The vital skill of learning to recognize these situations is complimented by your professional aptitude to determine when the asks being made are beyond the scope of reality. Of course, this ability will rely heavily on your relationship with the other party, but can also be drawn from your own appraisal of the situation.

The ability to recognize these situations comes firstly from your ability as a professional to gauge a situation and secondly from your history working with the individual or organization. The best advice in a situation like this is to first maintain your emotional stability. Don’t get rattled. Recognize and understand this negotiation tactic so that you can evaluate the situation with a calm and cool mind. After you have identified the situation, evaluate if what the other party is asking for is really within the scope of your responsibility. Finally, communicate with the other party on your own behalf while keeping in mind the two points mentioned above.

Early in my career It thought the only way to get ahead was to work more than everyone else. Therefore, I always accepted any extra work and never said no to anyone at work. This was a good way to gain a lot of experience and praise from my colleagues and the leadership, but it ultimately left me without a rest day for five months straight. A key part of my own professional journey in China has been learning how to bend without breaking.

  1. Help your coworkers when possible

Now that we have talked about how, and when, to say no in the Chinese style, it will be worth mentioning the importance of saying yes. In fact, for all of the things that you cannot help your Chinese coworkers and business partners with, there are an equal amount of things that you are equally positioned to be of service for. That’s why you are able to cooperate with them in first place.

Some common topics that you can help Chinese partners and coworkers with by way of explanation are language, cultural differences, best practices in your country for business, and connecting them to the international community. This topics are left very general on purpose, as you are still learning. However the areas where you can help will become more specific with the more professional experience you accumulate.

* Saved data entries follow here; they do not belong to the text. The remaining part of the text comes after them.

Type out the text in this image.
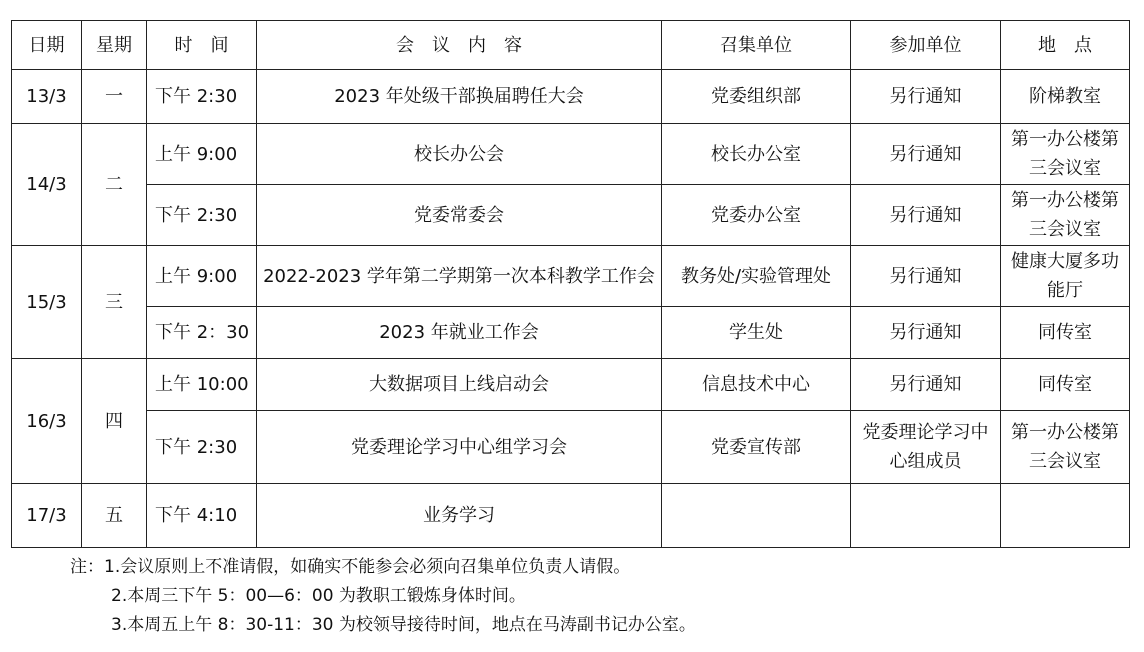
日期	星期	时　间	会　议　内　容	召集单位	参加单位	地　点
13/3	一	下午 2:30	2023 年处级干部换届聘任大会	党委组织部	另行通知	阶梯教室
14/3	二	上午 9:00	校长办公会	校长办公室	另行通知	第一办公楼第三会议室

		下午 2:30	党委常委会	党委办公室	另行通知	第一办公楼第三会议室

15/3	三	上午 9:00	2022-2023 学年第二学期第一次本科教学工作会	教务处/实验管理处	另行通知	健康大厦多功能厅

		下午 2：30	2023 年就业工作会	学生处	另行通知	同传室
16/3	四	上午 10:00	大数据项目上线启动会	信息技术中心	另行通知	同传室
		下午 2:30	党委理论学习中心组学习会	党委宣传部	党委理论学习中心组成员	第一办公楼第三会议室

17/3	五	下午 4:10	业务学习			
注：1.会议原则上不准请假，如确实不能参会必须向召集单位负责人请假。
2.本周三下午 5：00—6：00 为教职工锻炼身体时间。
3.本周五上午 8：30-11：30 为校领导接待时间，地点在马涛副书记办公室。
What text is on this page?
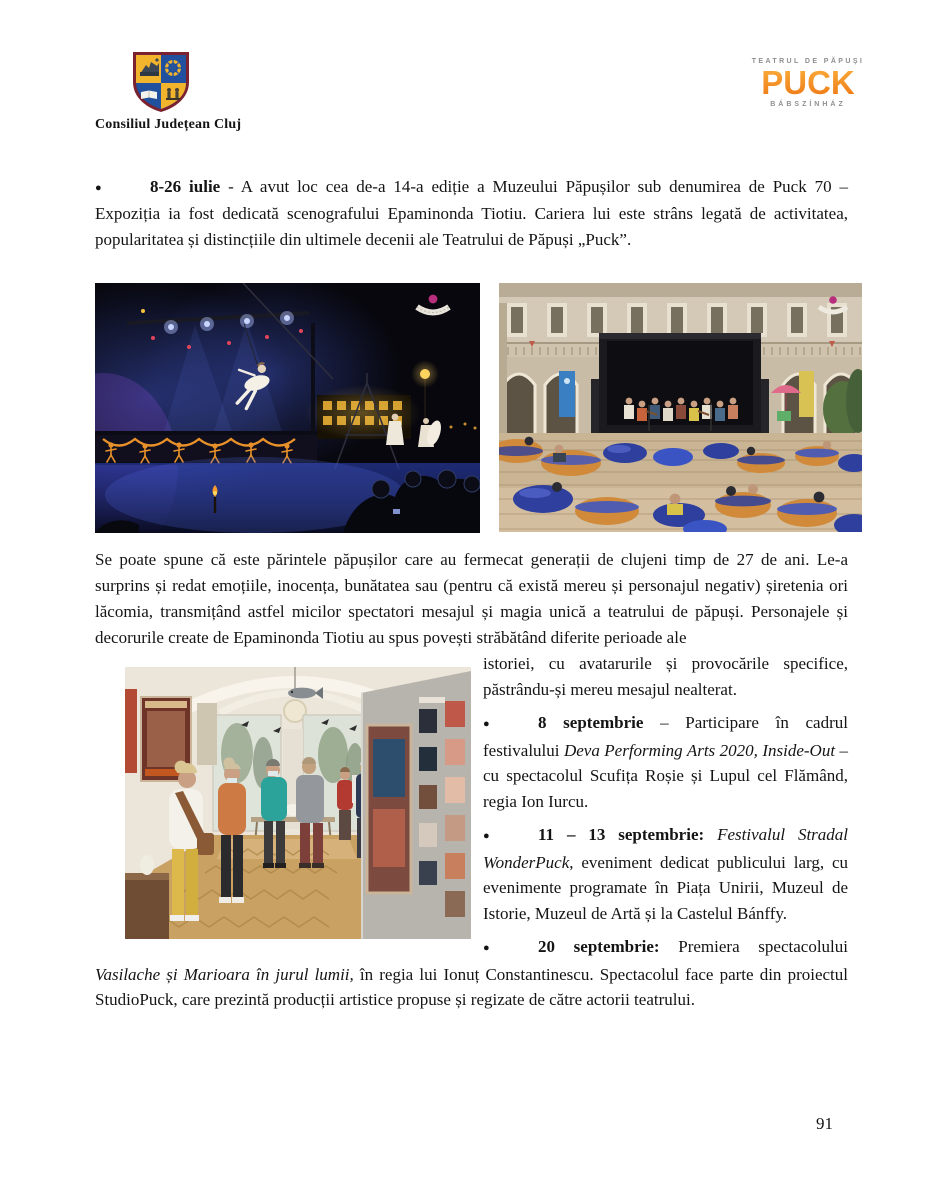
Consiliul Județean Cluj
TEATRUL DE PĂPUȘI
PUCK
BÁBSZÍNHÁZ

●	8-26 iulie - A avut loc cea de-a 14-a ediție a Muzeului Păpușilor sub denumirea de Puck 70 – Expoziția ia fost dedicată scenografului Epaminonda Tiotiu. Cariera lui este strâns legată de activitatea, popularitatea și distincțiile din ultimele decenii ale Teatrului de Păpuși „Puck”.

Se poate spune că este părintele păpușilor care au fermecat generații de clujeni timp de 27 de ani. Le-a surprins și redat emoțiile, inocența, bunătatea sau (pentru că există mereu și personajul negativ) șiretenia ori lăcomia, transmițând astfel micilor spectatori mesajul și magia unică a teatrului de păpuși. Personajele și decorurile create de Epaminonda Tiotiu au spus povești străbătând diferite perioade ale

istoriei, cu avatarurile și provocările specifice, păstrându-și mereu mesajul nealterat.

●	8 septembrie – Participare în cadrul festivalului Deva Performing Arts 2020, Inside-Out – cu spectacolul Scufița Roșie și Lupul cel Flămând, regia Ion Iurcu.

●	11 – 13 septembrie: Festivalul Stradal WonderPuck, eveniment dedicat publicului larg, cu evenimente programate în Piața Unirii, Muzeul de Istorie, Muzeul de Artă și la Castelul Bánffy.

●	20 septembrie: Premiera spectacolului Vasilache și Marioara în jurul lumii, în regia lui Ionuț Constantinescu. Spectacolul face parte din proiectul StudioPuck, care prezintă producții artistice propuse și regizate de către actorii teatrului.

91
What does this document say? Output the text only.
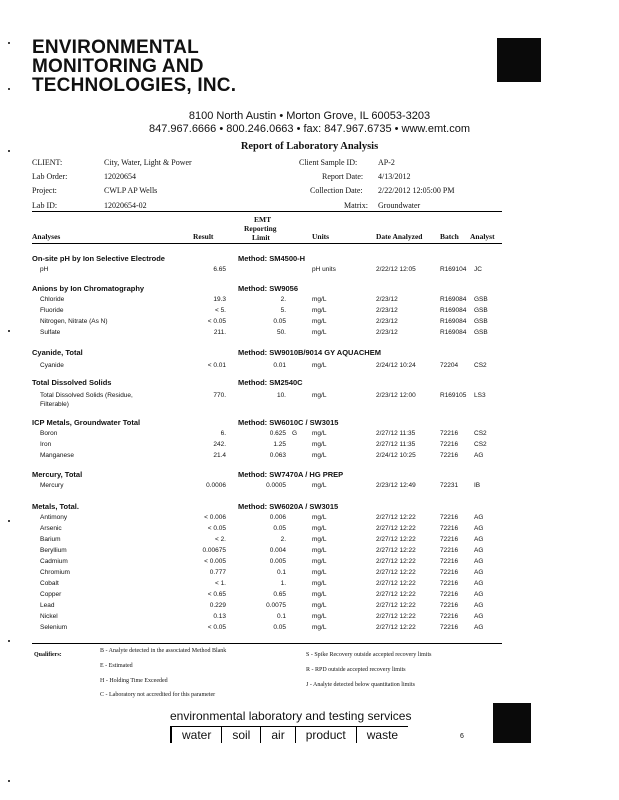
ENVIRONMENTAL
MONITORING AND
TECHNOLOGIES, INC.
8100 North Austin • Morton Grove, IL 60053-3203
847.967.6666 • 800.246.0663 • fax: 847.967.6735 • www.emt.com
Report of Laboratory Analysis
CLIENT:	City, Water, Light & Power
Lab Order:	12020654
Project:	CWLP AP Wells
Lab ID:	12020654-02
Client Sample ID:	AP-2
Report Date: 4/13/2012
Collection Date: 2/22/2012 12:05:00 PM
Matrix: Groundwater
Analyses	Result
EMT
Reporting
Limit	Units	Date Analyzed Batch Analyst
On-site pH by Ion Selective Electrode	Method: SM4500-H
pH	6.65	pH units	2/22/12 12:05	R169104 JC
Anions by Ion Chromatography	Method: SW9056
Chloride	19.3	2.	mg/L	2/23/12	R169084 GSB
Fluoride	< 5.	5.	mg/L	2/23/12	R169084 GSB
Nitrogen, Nitrate (As N)	< 0.05	0.05	mg/L	2/23/12	R169084 GSB
Sulfate	211.	50.	mg/L	2/23/12	R169084 GSB
Cyanide, Total	Method: SW9010B/9014 GY AQUACHEM
Cyanide	< 0.01	0.01	mg/L	2/24/12 10:24	72204 CS2
Total Dissolved Solids	Method: SM2540C
Total Dissolved Solids (Residue,
Filterable)
770.	10.	mg/L	2/23/12 12:00	R169105 LS3
ICP Metals, Groundwater Total	Method: SW6010C / SW3015
Boron	6.	0.625 G mg/L	2/27/12 11:35	72216 CS2
Iron	242.	1.25	mg/L	2/27/12 11:35	72216 CS2
Manganese	21.4	0.063	mg/L	2/24/12 10:25	72216 AG
Mercury, Total	Method: SW7470A / HG PREP
Mercury	0.0006	0.0005	mg/L	2/23/12 12:49	72231 IB
Metals, Total.	Method: SW6020A / SW3015
Antimony	< 0.006	0.006	mg/L	2/27/12 12:22	72216 AG
Arsenic	< 0.05	0.05	mg/L	2/27/12 12:22	72216 AG
Barium	< 2.	2.	mg/L	2/27/12 12:22	72216 AG
Beryllium	0.00675	0.004	mg/L	2/27/12 12:22	72216 AG
Cadmium	< 0.005	0.005	mg/L	2/27/12 12:22	72216 AG
Chromium	0.777	0.1	mg/L	2/27/12 12:22	72216 AG
Cobalt	< 1.	1.	mg/L	2/27/12 12:22	72216 AG
Copper	< 0.65	0.65	mg/L	2/27/12 12:22	72216 AG
Lead	0.229	0.0075	mg/L	2/27/12 12:22	72216 AG
Nickel	0.13	0.1	mg/L	2/27/12 12:22	72216 AG
Selenium	< 0.05	0.05	mg/L	2/27/12 12:22	72216 AG
Qualifiers:
B - Analyte detected in the associated Method Blank
E - Estimated
H - Holding Time Exceeded
C - Laboratory not accredited for this parameter
S - Spike Recovery outside accepted recovery limits
R - RPD outside accepted recovery limits
J - Analyte detected below quantitation limits
environmental laboratory and testing services
water	soil	air	product	waste	6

A tried and true method of helping your coworkers is to speak English with them (assuming that a) you have a good knowledge of the language and b) they are interested in speaking English). This is a fantastic way to bring help your colleagues develop a skill that is valuable in China. It will also “give face” to those who have spent a dedicated a significant portion of their lives to learning the language. Not surprisingly, it’s a great way to build up your guanxi.

  1. Share food with others

If you’re going to work or collaborate with a Chinese organization, then its important that you take the time to understand the importance of food. In China, food is one of, if not the, main vehicle used to develop and maintain guanxi.

This cultural obsession with food plays itself out in a very curious way at the office. For example, in a Chinese office coworkers will constantly share their snacks within their teams, and more frequently with their select group of “friends”, i.e. those whom they consider to have guanxi with. This is an extremely subtle, yet equally important habit that you can participate in and leverage to develop your own guanxi among your colleagues.

When meeting with friends or attending a business meeting, it’s also a good practice to try and pay for the meal. This will show them that you value their friendship. It will also give you a lot of face. Chinese partners and friends will generally try and fight you for the bill, which can lead to some pretty hysterical moments – which will, in turn, ultimately bring you closer together and further develop the guanxi between you both– which should take precedence over the cost of a shared-meal.

Conclusion 

I hope that this post helped to educate readers about some of the basics of building relationships in China, especially concerning guanxi: the Chinese word for “relationship” that transcends it’s English translation.

If you have experience in China, do you agree with my analysis? What are some other things you could suggest for readers when cultivating relationships with Chinese colleagues or partners? Thanks for reading!